Four dead in China quarantine hotel collapse
Four people have died in the collapse of a hotel in the Chinese city of Quanzhou that was being used to quarantine individuals.
Four people have died in the collapse of a hotel in the Chinese city of Quanzhou that was being used to quarantine individuals under observation for the coronavirus.
The hotel began to collapse on Saturday evening. As of 10:30 am Beijing time on Sunday, authorities had retrieved 42 individuals from the site, the Ministry of Emergency Management said.
Of that total, four have been confirmed dead, four have severe injuries, and one remains in critical condition, it said.
News of the collapse comes as the spread of COVID-19 continues to slow in China. According to data from China’s National Health Commission, cases fell by more than a half on Saturday from the day before.
The agency confirmed 44 new cases of the COVID-19 coronavirus as at the end of March 7, a decline from 99 the previous day.
The fall comes as Chinese cities gradually relax quarantine measures put in place over a month ago, while authorities keep a close watch on the virus’ spread overseas.
Of the 44 new confirmed cases, 41 were discovered in Wuhan, the origin of the virus’ outbreak and its hotbed.

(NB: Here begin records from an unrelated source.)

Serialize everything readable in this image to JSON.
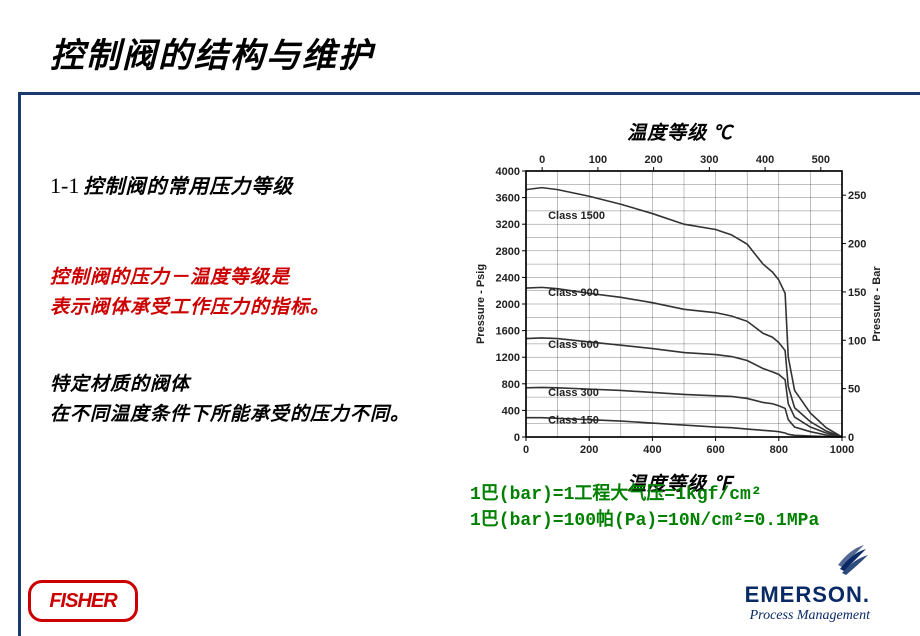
{
  "title": "控制阀的结构与维护",
  "section": {
    "num": "1-1",
    "text": "控制阀的常用压力等级"
  },
  "red_lines": [
    "控制阀的压力－温度等级是",
    "表示阀体承受工作压力的指标。"
  ],
  "black_lines": [
    "特定材质的阀体",
    "在不同温度条件下所能承受的压力不同。"
  ],
  "chart": {
    "type": "line",
    "top_axis_title": "温度等级 ℃",
    "bottom_axis_title": "温度等级 ℉",
    "left_axis_label": "Pressure - Psig",
    "right_axis_label": "Pressure - Bar",
    "x_bottom": {
      "min": 0,
      "max": 1000,
      "ticks": [
        0,
        200,
        400,
        600,
        800,
        1000
      ]
    },
    "x_top": {
      "min": -29,
      "max": 538,
      "ticks": [
        0,
        100,
        200,
        300,
        400,
        500
      ]
    },
    "y_left": {
      "min": 0,
      "max": 4000,
      "ticks": [
        0,
        400,
        800,
        1200,
        1600,
        2000,
        2400,
        2800,
        3200,
        3600,
        4000
      ]
    },
    "y_right": {
      "min": 0,
      "max": 275,
      "ticks": [
        0,
        50,
        100,
        150,
        200,
        250
      ]
    },
    "line_color": "#333333",
    "line_width": 1.6,
    "grid_color": "#000000",
    "grid_width": 0.4,
    "minor_grid_color": "#000000",
    "minor_grid_width": 0.25,
    "background": "#ffffff",
    "series": [
      {
        "label": "Class 1500",
        "label_xy": [
          70,
          3280
        ],
        "points": [
          [
            0,
            3720
          ],
          [
            50,
            3750
          ],
          [
            100,
            3720
          ],
          [
            200,
            3620
          ],
          [
            300,
            3500
          ],
          [
            400,
            3360
          ],
          [
            500,
            3200
          ],
          [
            600,
            3120
          ],
          [
            650,
            3040
          ],
          [
            700,
            2900
          ],
          [
            750,
            2600
          ],
          [
            780,
            2480
          ],
          [
            800,
            2360
          ],
          [
            820,
            2160
          ],
          [
            830,
            1200
          ],
          [
            850,
            700
          ],
          [
            900,
            360
          ],
          [
            950,
            140
          ],
          [
            1000,
            0
          ]
        ]
      },
      {
        "label": "Class 900",
        "label_xy": [
          70,
          2120
        ],
        "points": [
          [
            0,
            2240
          ],
          [
            50,
            2250
          ],
          [
            100,
            2230
          ],
          [
            200,
            2160
          ],
          [
            300,
            2100
          ],
          [
            400,
            2020
          ],
          [
            500,
            1920
          ],
          [
            600,
            1870
          ],
          [
            650,
            1820
          ],
          [
            700,
            1740
          ],
          [
            750,
            1560
          ],
          [
            780,
            1500
          ],
          [
            800,
            1420
          ],
          [
            820,
            1300
          ],
          [
            830,
            760
          ],
          [
            850,
            440
          ],
          [
            900,
            230
          ],
          [
            950,
            90
          ],
          [
            1000,
            0
          ]
        ]
      },
      {
        "label": "Class 600",
        "label_xy": [
          70,
          1340
        ],
        "points": [
          [
            0,
            1480
          ],
          [
            50,
            1490
          ],
          [
            100,
            1480
          ],
          [
            200,
            1430
          ],
          [
            300,
            1380
          ],
          [
            400,
            1330
          ],
          [
            500,
            1270
          ],
          [
            600,
            1240
          ],
          [
            650,
            1210
          ],
          [
            700,
            1150
          ],
          [
            750,
            1030
          ],
          [
            780,
            980
          ],
          [
            800,
            940
          ],
          [
            820,
            860
          ],
          [
            830,
            500
          ],
          [
            850,
            300
          ],
          [
            900,
            150
          ],
          [
            950,
            60
          ],
          [
            1000,
            0
          ]
        ]
      },
      {
        "label": "Class 300",
        "label_xy": [
          70,
          620
        ],
        "points": [
          [
            0,
            740
          ],
          [
            50,
            745
          ],
          [
            100,
            740
          ],
          [
            200,
            720
          ],
          [
            300,
            700
          ],
          [
            400,
            670
          ],
          [
            500,
            640
          ],
          [
            600,
            620
          ],
          [
            650,
            610
          ],
          [
            700,
            580
          ],
          [
            750,
            520
          ],
          [
            780,
            500
          ],
          [
            800,
            470
          ],
          [
            820,
            430
          ],
          [
            830,
            260
          ],
          [
            850,
            150
          ],
          [
            900,
            80
          ],
          [
            950,
            30
          ],
          [
            1000,
            0
          ]
        ]
      },
      {
        "label": "Class 150",
        "label_xy": [
          70,
          200
        ],
        "points": [
          [
            0,
            290
          ],
          [
            50,
            290
          ],
          [
            100,
            280
          ],
          [
            200,
            260
          ],
          [
            300,
            240
          ],
          [
            400,
            210
          ],
          [
            500,
            180
          ],
          [
            600,
            150
          ],
          [
            650,
            140
          ],
          [
            700,
            120
          ],
          [
            750,
            100
          ],
          [
            780,
            90
          ],
          [
            800,
            80
          ],
          [
            820,
            60
          ],
          [
            830,
            40
          ],
          [
            850,
            25
          ],
          [
            900,
            15
          ],
          [
            950,
            6
          ],
          [
            1000,
            0
          ]
        ]
      }
    ]
  },
  "green_notes": [
    "1巴(bar)=1工程大气压=1kgf/cm²",
    "1巴(bar)=100帕(Pa)=10N/cm²=0.1MPa"
  ],
  "logos": {
    "fisher": "FISHER",
    "emerson_name": "EMERSON.",
    "emerson_tag": "Process Management"
  },
  "colors": {
    "rule": "#1a3a6e",
    "red": "#cc0000",
    "green": "#008000",
    "emerson_blue": "#0a2a66"
  }
}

The remaining three were cases imported from outside mainland China. This marks the second consecutive day in which all of China’s newly confirmed cases outside of the city of Wuhan originated from overseas. The three cases bring China’s total imported case count to 63.

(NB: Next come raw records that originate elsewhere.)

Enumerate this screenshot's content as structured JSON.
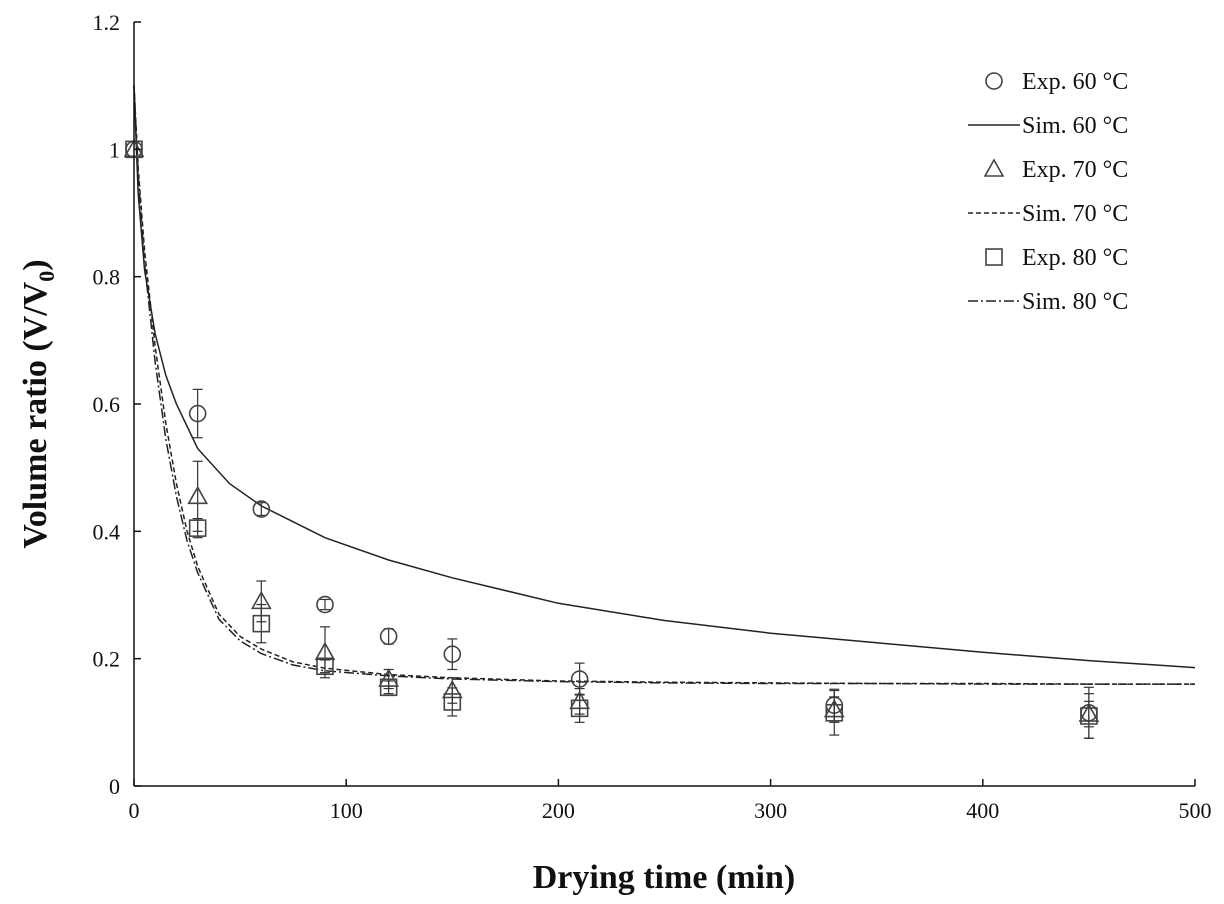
{
  "chart_data": {
    "type": "scatter",
    "xlabel": "Drying time (min)",
    "ylabel": "Volume ratio (V/V",
    "ylabel_subscript": "0",
    "ylabel_suffix": ")",
    "xlim": [
      0,
      500
    ],
    "ylim": [
      0,
      1.2
    ],
    "xticks": [
      0,
      100,
      200,
      300,
      400,
      500
    ],
    "yticks": [
      0,
      0.2,
      0.4,
      0.6,
      0.8,
      1,
      1.2
    ],
    "grid": false,
    "legend_position": "top-right",
    "series": [
      {
        "name": "Exp. 60 °C",
        "kind": "points",
        "marker": "circle",
        "x": [
          0,
          30,
          60,
          90,
          120,
          150,
          210,
          330,
          450
        ],
        "y": [
          1.0,
          0.585,
          0.435,
          0.285,
          0.235,
          0.207,
          0.168,
          0.127,
          0.115
        ],
        "err": [
          0,
          0.038,
          0.01,
          0.008,
          0.012,
          0.024,
          0.025,
          0.025,
          0.04
        ]
      },
      {
        "name": "Sim. 60 °C",
        "kind": "line",
        "style": "solid",
        "x": [
          0,
          2,
          5,
          10,
          15,
          20,
          30,
          45,
          60,
          90,
          120,
          150,
          200,
          250,
          300,
          350,
          400,
          450,
          500
        ],
        "y": [
          1.1,
          0.93,
          0.81,
          0.71,
          0.645,
          0.6,
          0.53,
          0.475,
          0.44,
          0.39,
          0.355,
          0.327,
          0.287,
          0.26,
          0.24,
          0.225,
          0.21,
          0.197,
          0.186
        ]
      },
      {
        "name": "Exp. 70 °C",
        "kind": "points",
        "marker": "triangle",
        "x": [
          0,
          30,
          60,
          90,
          120,
          150,
          210,
          330,
          450
        ],
        "y": [
          1.0,
          0.455,
          0.29,
          0.21,
          0.168,
          0.15,
          0.133,
          0.12,
          0.113
        ],
        "err": [
          0,
          0.055,
          0.032,
          0.04,
          0.015,
          0.02,
          0.02,
          0.02,
          0.02
        ]
      },
      {
        "name": "Sim. 70 °C",
        "kind": "line",
        "style": "dashed",
        "x": [
          0,
          2,
          5,
          10,
          15,
          20,
          25,
          30,
          40,
          50,
          60,
          75,
          90,
          120,
          150,
          200,
          250,
          300,
          350,
          400,
          450,
          500
        ],
        "y": [
          1.1,
          0.97,
          0.84,
          0.69,
          0.57,
          0.475,
          0.4,
          0.345,
          0.27,
          0.235,
          0.215,
          0.195,
          0.185,
          0.175,
          0.17,
          0.165,
          0.163,
          0.162,
          0.161,
          0.161,
          0.16,
          0.16
        ]
      },
      {
        "name": "Exp. 80 °C",
        "kind": "points",
        "marker": "square",
        "x": [
          0,
          30,
          60,
          90,
          120,
          150,
          210,
          330,
          450
        ],
        "y": [
          1.0,
          0.405,
          0.255,
          0.188,
          0.155,
          0.132,
          0.122,
          0.115,
          0.11
        ],
        "err": [
          0,
          0.015,
          0.03,
          0.01,
          0.01,
          0.022,
          0.022,
          0.035,
          0.035
        ]
      },
      {
        "name": "Sim. 80 °C",
        "kind": "line",
        "style": "dashdot",
        "x": [
          0,
          2,
          5,
          10,
          15,
          20,
          25,
          30,
          40,
          50,
          60,
          75,
          90,
          120,
          150,
          200,
          250,
          300,
          350,
          400,
          450,
          500
        ],
        "y": [
          1.1,
          0.96,
          0.82,
          0.665,
          0.545,
          0.455,
          0.385,
          0.335,
          0.262,
          0.228,
          0.208,
          0.19,
          0.181,
          0.173,
          0.168,
          0.164,
          0.162,
          0.161,
          0.161,
          0.16,
          0.16,
          0.16
        ]
      }
    ]
  }
}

As the virus slows its spread in Wuhan, authorities have reacted by closing hospitals built specifically to house its patients.
After the first such closure last week, on Sunday, CCTV reported that operations at a second hospital had been suspended, with its 25 remaining patients now discharged and declared cured.
China’s quarantine hotel collapses
Earlier, officials said around 70 people were initially trapped when the building first crumbled.
Footage circulating on microblogging platform Weibo showed rescue workers combing through the rubble of the 80-room Xinjia hotel in coastal Quanzhou city in the dark as they reassured a woman trapped under heavy debris and carried wounded victims into ambulances.
A total of 43 people have so far been rescued from the wreckage, state news agency Xinhua said.
The hotel’s facade appeared to have crumbled into the ground, exposing the building’s steel frame, and a crowd gathered as the evening wore on.
Officials have yet to confirm whether anyone died in the accident. China’s Ministry of Emergency Management said some 200 local and 800 Fujian Province firefighters had been deployed to the scene along with 11 search and rescue teams and seven rescue dogs, according to Xinhua.
Quanzhou authorities said ambulances, excavators and cranes had also been rushed to the site.
Representatives from Beijing are also en route to Quanzhou to assist in relief efforts, Xinhua reported.
Quanzhou has recorded 47 cases of the COVID-19 infection and the hotel, which opened just two years ago, was recently repurposed to house people who had been in recent contact with confirmed patients, the People’s Daily state newspaper reported.
China is no stranger to building collapses and deadly construction accidents, which are typically blamed on the country’s rapid growth leading to corner-cutting by builders and the widespread flouting of safety rules.
At least 20 people died in 2016 when a series of crudely-constructed multi-storey buildings packed with migrant workers collapsed in the eastern city of Wenzhou.
Another 10 were killed last year in Shanghai after the collapse of a commercial building during renovations.